What Counts For a DBA: Failure

My family and I enjoy sitting down together to watch the TV show called “Wipeout“. The contestants try to run wacky obstacle courses filled with various bizarre and fiendish obstacles in the fastest possible time. Failure is a guaranteed occurrence; contestants run into fake walls, get hit by “cartoon” hammers, and generally end up falling off a multi- story precarious perch unceremoniously into a pool of water or even more humorously, disgusting mud. They then pick themselves up, wipe untold amounts of gack and goo off their face, and go back for more of the same until they finally get to the end.

My family finds all of this hilarious, but I have to admit I sometimes wonder how stupid these people must be to keep going as they know they are going to fail over and over. Then of course, because everything I do inevitably gets me thinking of technology, it all reminds me of the daily process of the average production and development DBA. Then I understand why these people keep going. They become driven to finish in the belief that next time they can dodge the hammer and not get smashed… and the hope of a large sum of cash isn’t a bad motivator either.

DBAs are faced daily with failure in some way, shape or form. The first time we execute any non-trivial SQL query we almost inevitably get some error message like the dreaded “syntax error near…” message. Then we keep going, failing over and over until things work at least once. When everything seemingly works, we give our creations to users and barely a day, sometimes minutes, after our lovingly-crafted solutions get in their hands, users begin reporting various types of failures.

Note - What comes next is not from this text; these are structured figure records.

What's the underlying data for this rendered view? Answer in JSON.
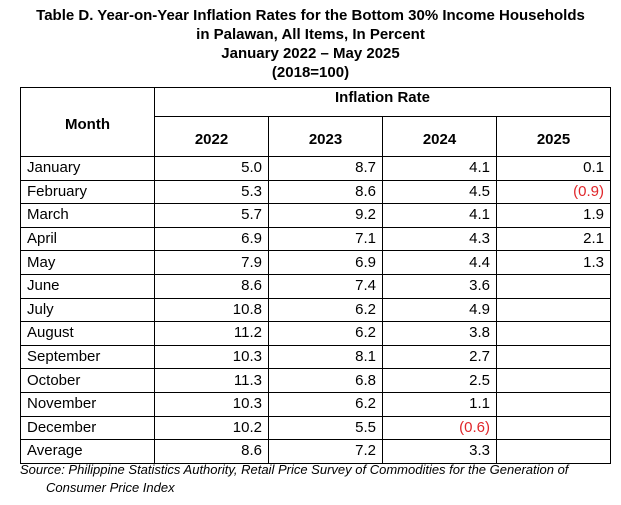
{
  "title": {
    "line1": "Table D. Year-on-Year Inflation Rates for the Bottom 30% Income Households",
    "line2": "in Palawan, All Items, In Percent",
    "line3": "January 2022 – May 2025",
    "line4": "(2018=100)"
  },
  "table": {
    "month_header": "Month",
    "group_header": "Inflation Rate",
    "years": [
      "2022",
      "2023",
      "2024",
      "2025"
    ],
    "rows": [
      {
        "month": "January",
        "values": [
          "5.0",
          "8.7",
          "4.1",
          "0.1"
        ]
      },
      {
        "month": "February",
        "values": [
          "5.3",
          "8.6",
          "4.5",
          "(0.9)"
        ]
      },
      {
        "month": "March",
        "values": [
          "5.7",
          "9.2",
          "4.1",
          "1.9"
        ]
      },
      {
        "month": "April",
        "values": [
          "6.9",
          "7.1",
          "4.3",
          "2.1"
        ]
      },
      {
        "month": "May",
        "values": [
          "7.9",
          "6.9",
          "4.4",
          "1.3"
        ]
      },
      {
        "month": "June",
        "values": [
          "8.6",
          "7.4",
          "3.6",
          ""
        ]
      },
      {
        "month": "July",
        "values": [
          "10.8",
          "6.2",
          "4.9",
          ""
        ]
      },
      {
        "month": "August",
        "values": [
          "11.2",
          "6.2",
          "3.8",
          ""
        ]
      },
      {
        "month": "September",
        "values": [
          "10.3",
          "8.1",
          "2.7",
          ""
        ]
      },
      {
        "month": "October",
        "values": [
          "11.3",
          "6.8",
          "2.5",
          ""
        ]
      },
      {
        "month": "November",
        "values": [
          "10.3",
          "6.2",
          "1.1",
          ""
        ]
      },
      {
        "month": "December",
        "values": [
          "10.2",
          "5.5",
          "(0.6)",
          ""
        ]
      },
      {
        "month": "Average",
        "values": [
          "8.6",
          "7.2",
          "3.3",
          ""
        ]
      }
    ]
  },
  "source": {
    "line1": "Source: Philippine Statistics Authority, Retail Price Survey of Commodities for the Generation of",
    "line2": "Consumer Price Index"
  },
  "colors": {
    "negative_value": "#e0262a"
  }
}
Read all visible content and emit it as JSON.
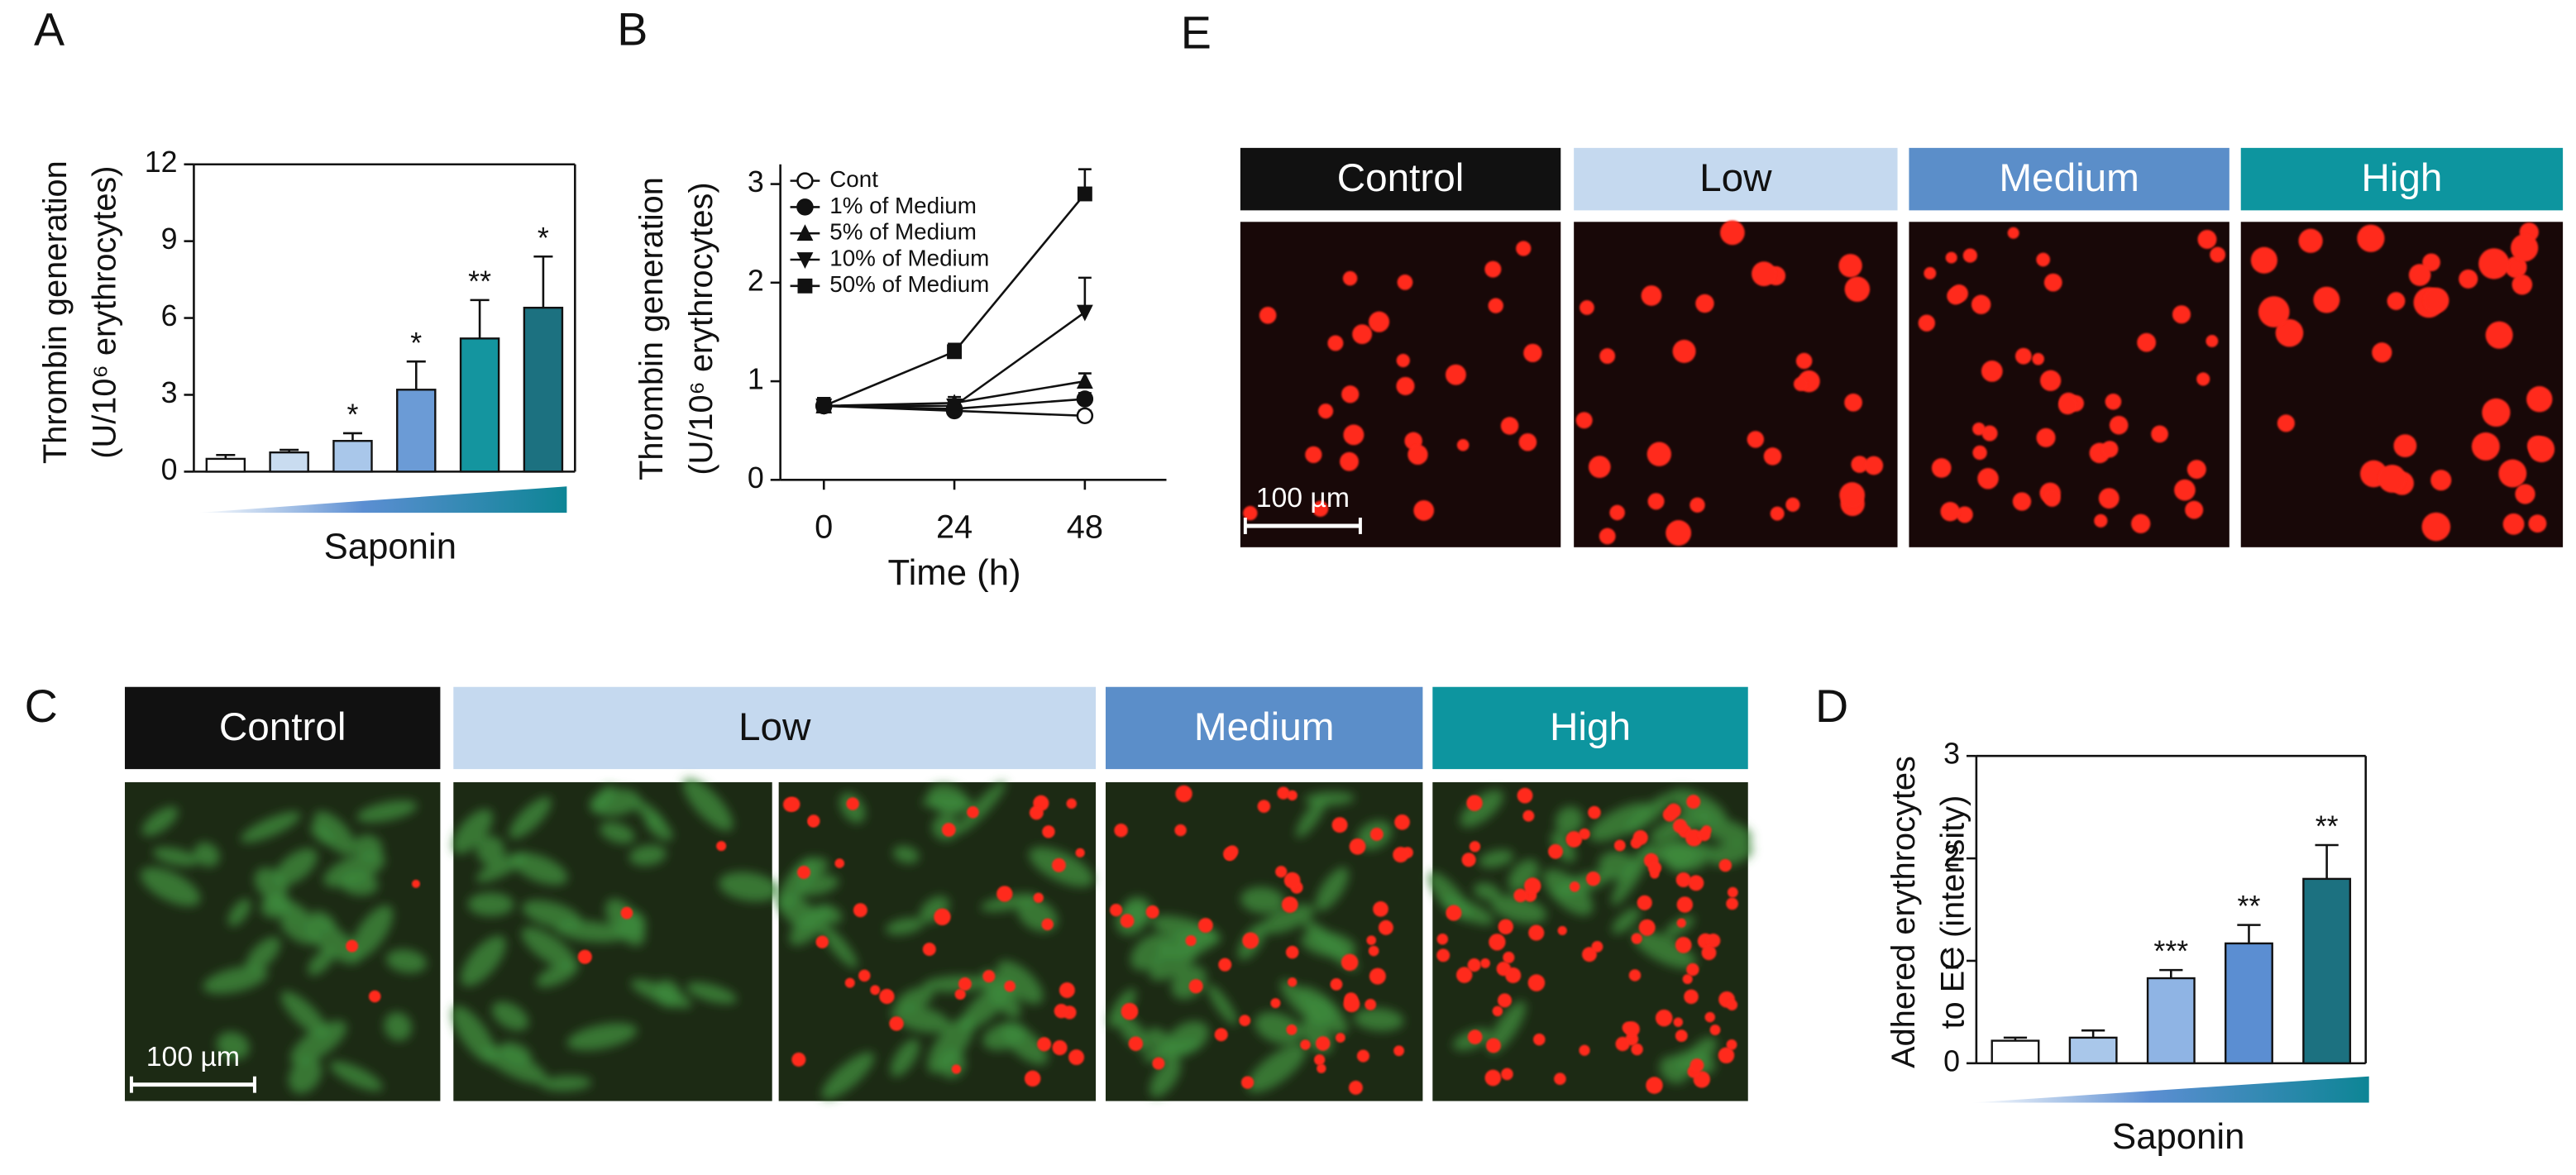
{
  "chart_data": [
    {
      "type": "bar",
      "panel_label": "A",
      "ylabel": [
        "Thrombin generation",
        "(U/10⁶ erythrocytes)"
      ],
      "xlabel": "Saponin",
      "values": [
        0.5,
        0.75,
        1.2,
        3.2,
        5.2,
        6.4
      ],
      "errors": [
        0.15,
        0.1,
        0.3,
        1.1,
        1.5,
        2.0
      ],
      "annotations": [
        null,
        null,
        "*",
        "*",
        "**",
        "*"
      ],
      "colors": [
        "#ffffff",
        "#c9dcf0",
        "#a9c7ea",
        "#6b9bd6",
        "#14959f",
        "#1c7180"
      ],
      "ylim": [
        0,
        12
      ],
      "yticks": [
        0,
        3,
        6,
        9,
        12
      ],
      "frame": true
    },
    {
      "type": "line",
      "panel_label": "B",
      "ylabel": [
        "Thrombin generation",
        "(U/10⁶ erythrocytes)"
      ],
      "xlabel": "Time (h)",
      "x": [
        0,
        24,
        48
      ],
      "xlim": [
        -8,
        63
      ],
      "xticks": [
        0,
        24,
        48
      ],
      "ylim": [
        0,
        3.2
      ],
      "yticks": [
        0,
        1,
        2,
        3
      ],
      "frame": false,
      "series": [
        {
          "name": "Cont",
          "marker": "circle-open",
          "values": [
            0.75,
            0.7,
            0.65
          ],
          "errors": [
            0.08,
            0.06,
            0.05
          ]
        },
        {
          "name": "1% of Medium",
          "marker": "circle",
          "values": [
            0.75,
            0.72,
            0.82
          ],
          "errors": [
            0.08,
            0.06,
            0.06
          ]
        },
        {
          "name": "5% of Medium",
          "marker": "triangle-up",
          "values": [
            0.75,
            0.78,
            1.0
          ],
          "errors": [
            0.08,
            0.06,
            0.08
          ]
        },
        {
          "name": "10% of Medium",
          "marker": "triangle-down",
          "values": [
            0.75,
            0.75,
            1.7
          ],
          "errors": [
            0.08,
            0.06,
            0.35
          ]
        },
        {
          "name": "50% of Medium",
          "marker": "square",
          "values": [
            0.75,
            1.3,
            2.9
          ],
          "errors": [
            0.08,
            0.08,
            0.25
          ]
        }
      ]
    },
    {
      "type": "bar",
      "panel_label": "D",
      "ylabel": [
        "Adhered erythrocytes",
        "to EC (intensity)"
      ],
      "xlabel": "Saponin",
      "values": [
        0.22,
        0.25,
        0.83,
        1.17,
        1.8
      ],
      "errors": [
        0.03,
        0.07,
        0.08,
        0.18,
        0.33
      ],
      "annotations": [
        null,
        null,
        "***",
        "**",
        "**"
      ],
      "colors": [
        "#ffffff",
        "#a9c7ea",
        "#8fb4e4",
        "#5b8ed2",
        "#1c7180"
      ],
      "ylim": [
        0,
        3
      ],
      "yticks": [
        0,
        1,
        2,
        3
      ],
      "frame": true
    }
  ],
  "images": [
    {
      "panel_label": "E",
      "columns": [
        "Control",
        "Low",
        "Medium",
        "High"
      ],
      "scale_bar": "100 µm"
    },
    {
      "panel_label": "C",
      "columns": [
        "Control",
        "Low",
        "Medium",
        "High"
      ],
      "scale_bar": "100 µm"
    }
  ]
}
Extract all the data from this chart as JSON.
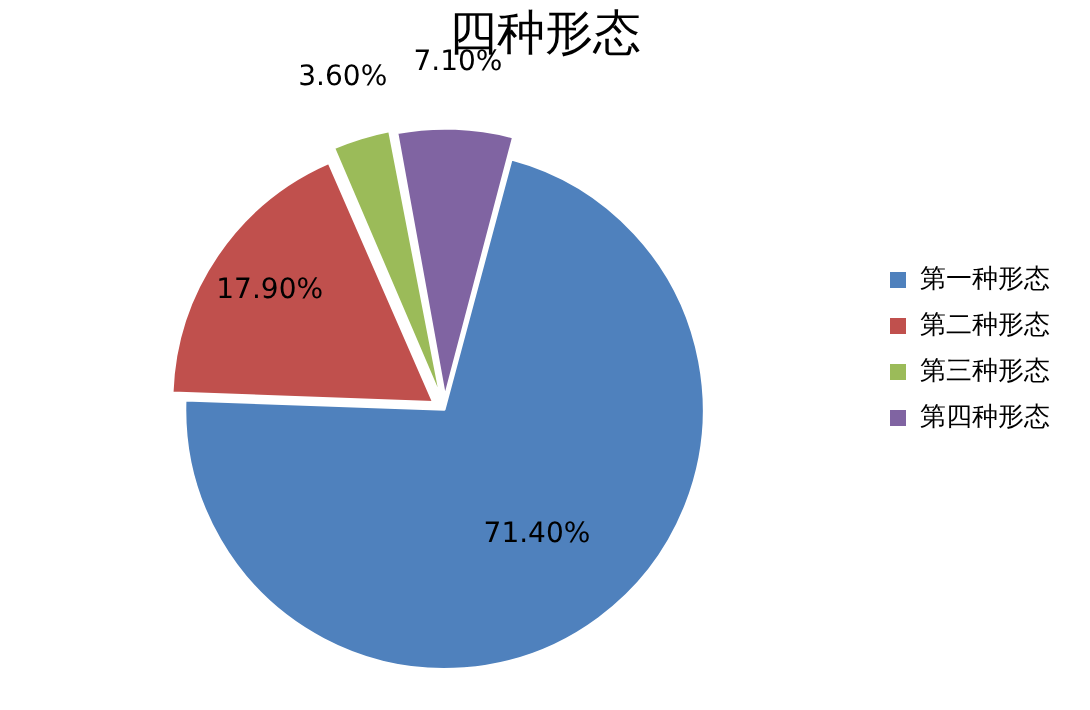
{
  "chart_data": {
    "type": "pie",
    "title": "四种形态",
    "categories": [
      "第一种形态",
      "第二种形态",
      "第三种形态",
      "第四种形态"
    ],
    "values": [
      71.4,
      17.9,
      3.6,
      7.1
    ],
    "value_labels": [
      "71.40%",
      "17.90%",
      "3.60%",
      "7.10%"
    ],
    "colors": [
      "#4f81bd",
      "#c0504d",
      "#9bbb59",
      "#8064a2"
    ],
    "legend": "right"
  }
}
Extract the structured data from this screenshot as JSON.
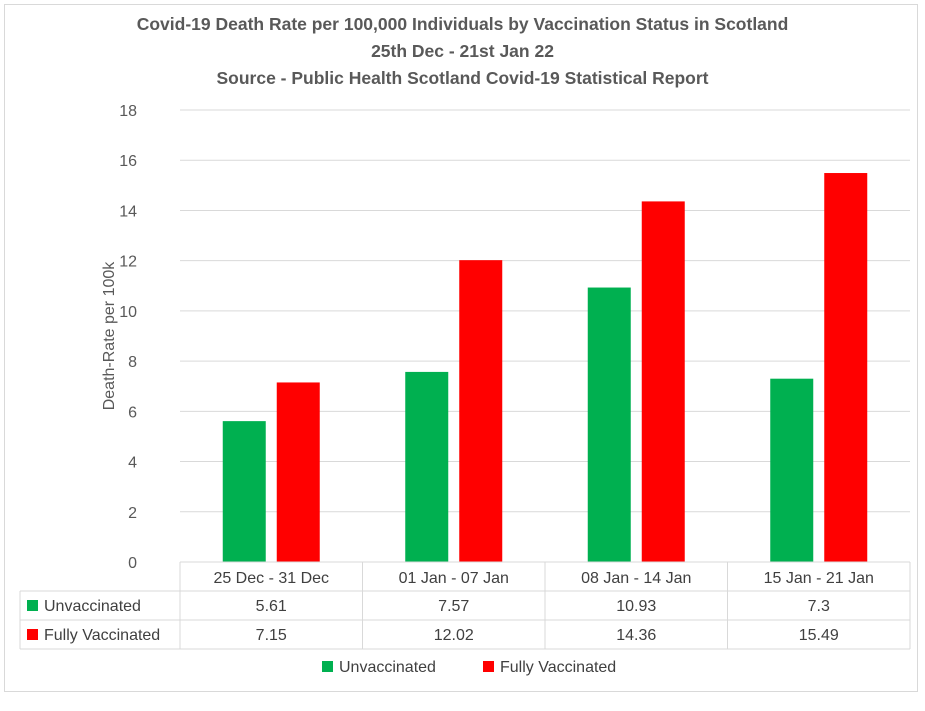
{
  "chart_data": {
    "type": "bar",
    "title": [
      "Covid-19 Death Rate per 100,000 Individuals by Vaccination Status in Scotland",
      "25th Dec - 21st Jan 22",
      "Source - Public Health Scotland Covid-19 Statistical Report"
    ],
    "xlabel": "",
    "ylabel": "Death-Rate per 100k",
    "ylim": [
      0,
      18
    ],
    "yticks": [
      0,
      2,
      4,
      6,
      8,
      10,
      12,
      14,
      16,
      18
    ],
    "grid": true,
    "legend_position": "bottom",
    "categories": [
      "25 Dec - 31 Dec",
      "01 Jan - 07 Jan",
      "08 Jan - 14 Jan",
      "15 Jan - 21 Jan"
    ],
    "series": [
      {
        "name": "Unvaccinated",
        "color": "#00b050",
        "values": [
          5.61,
          7.57,
          10.93,
          7.3
        ],
        "labels": [
          "5.61",
          "7.57",
          "10.93",
          "7.3"
        ]
      },
      {
        "name": "Fully Vaccinated",
        "color": "#ff0000",
        "values": [
          7.15,
          12.02,
          14.36,
          15.49
        ],
        "labels": [
          "7.15",
          "12.02",
          "14.36",
          "15.49"
        ]
      }
    ]
  }
}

The system is running “too slowly” or is failing to satisfy some mysterious “requirement” that you’re fairly sure the user just made up on the spot just for their entertainment. And, of course, no matter what the true source of the problem, from slow reports to hardware failure to network glitches (and occasionally something SQL related), it’s always initially considered the database’s, and the therefore the DBA’s, fault.

Some of these “hammers to the head” failures hurt, but somehow giving up is never an option; DBAs keep going back for more. They keep going-and-going, fixing problem after problem until the torrent of 2AM alerts on their phone becomes only a trickle of concerns that can be put off to the morning. Then, at 8AM it is back to start the process again, eventually repeating until the next time an error occurs somewhere in the enterprise.

If the fate of the DBA has many parallels with that of the Wipeout contestant, there is one crucial difference: for a good DBA, acceptance of failure is not taken lightly and giving up is not possible. If a good DBA did the Wipeout course for the first time, the hammers to the head would connect just like for everyone else. The next time however, those hammers will have been disabled permanently, even if it meant a slower course time for them and all following contestants could finish in record time.

“Proactive monitoring” helps to head problems off at the pass. Code is fortified with layer-upon-layer of error handling.  DBAs fight vigorously for the time, manpower and resources to do adequate testing, often in the face of cries of “insanity” that meet our requests, especially to spend money for a test server of the relatively same power and capabilities as the production server.

Failure, especially public failure, is something that by nature we shun. However, the try-fail-learn cycle is one that all good DBAs (and programmers) must accept and embrace without fear. Fail once, that’s life, fail again in the same way, and that isn’t being a good DBA and a DBA that doesn’t learn from mistakes is probably in the wrong profession. And of course, we do like the promise of a nice cash prize every two weeks.